A Madrasta é uma telenovela mais curta do que o habitual com apenas 100 episódios. Inês Castel-Branco e Albano Jerónimo protagonizam a trama que envolve crime e muito mistério. Diana é acusada de um homicídio que não cometeu e presa durante 20 anos, em Marrocos. Ao sair da prisão só quer voltar para os filhos mas estes acreditam que a mãe não só é outra mulher como morreu. Para os reconquistar, Diana aceita voltar a casar-se com Pedro (Albano Jerónimo) e ser a “madrasta” dos seus próprios filhos. Até que a verdade venha ao de cima.
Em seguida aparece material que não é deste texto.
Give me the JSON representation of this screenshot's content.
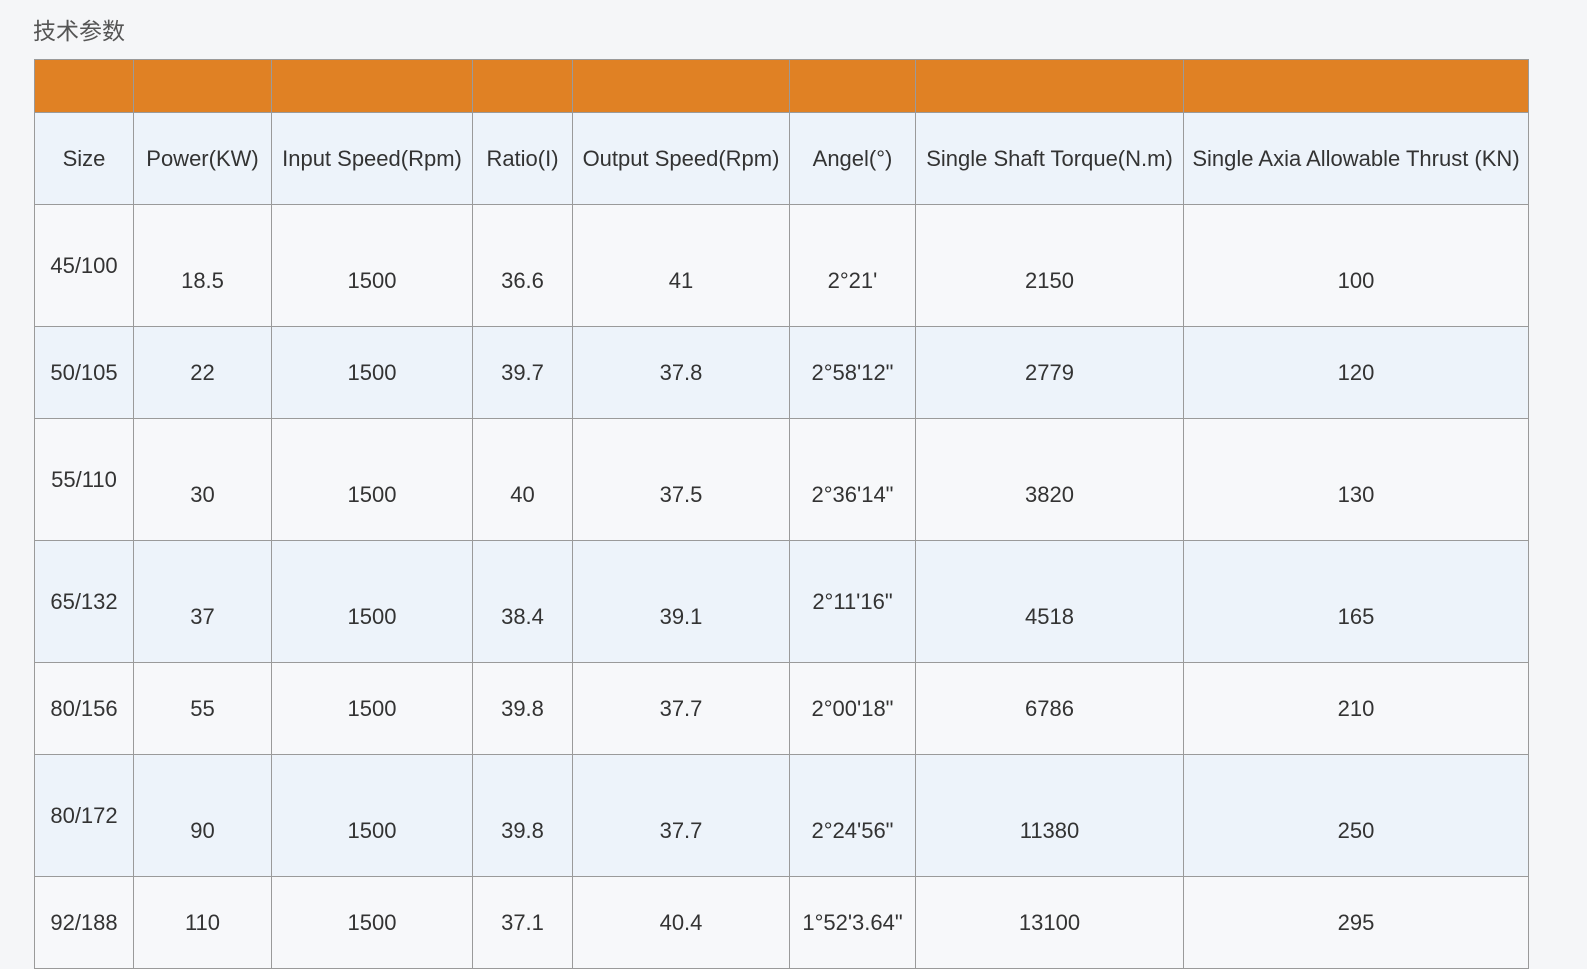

José Eduardo Moniz, diretor-geral da TVI, pretende inovar e diferenciar a oferta neste tipo de programação. «Para nós uma novela mais curta é um esforço violento mas que nos coloca numa posição distinta relativamente à oferta que existe, hoje em dia, em Portugal em que as novelas têm todas 200, 250 episódios».
Este formato mais curto dará lugar, ainda, a maior diversidade. «Queremos que por ano, na TVI, o espetador tenha oportunidade de ver entre cinco a seis novelas. Este tipo de oferta permite que haja maior variedade e possibilita a satisfação, também, de públicos muito diversos», conclui José Eduardo Moniz, durante a apresentação de A Madrasta, que teve lugar no Triplex, em Lisboa.
O elenco reuniu-se para celebrar e ver o primeiro trailer da novela. Inês Castel-Branco acredita no sucesso de A Madrasta. «É uma história com muitas emoções e suspense. A Diana foi acusada de um crime que não cometeu e que a pôs na prisão durante 20 anos. Quando volta quer reconquistar os filhos e vingar quem a incriminou. Só que os filhos não a reconhecem e ela acaba por aceitar ser a madrasta dos próprios filhos», explica a atriz.
Albano Jerónimo dá conta de que Pedro tudo fará pelos filhos do casal. «Pode fazer coisas mais ou menos ortodoxas», revela o ator que regressa assim à TVI.
A nova grande aposta de ficção da TVI estreia oficialmente no dia 22 de junho.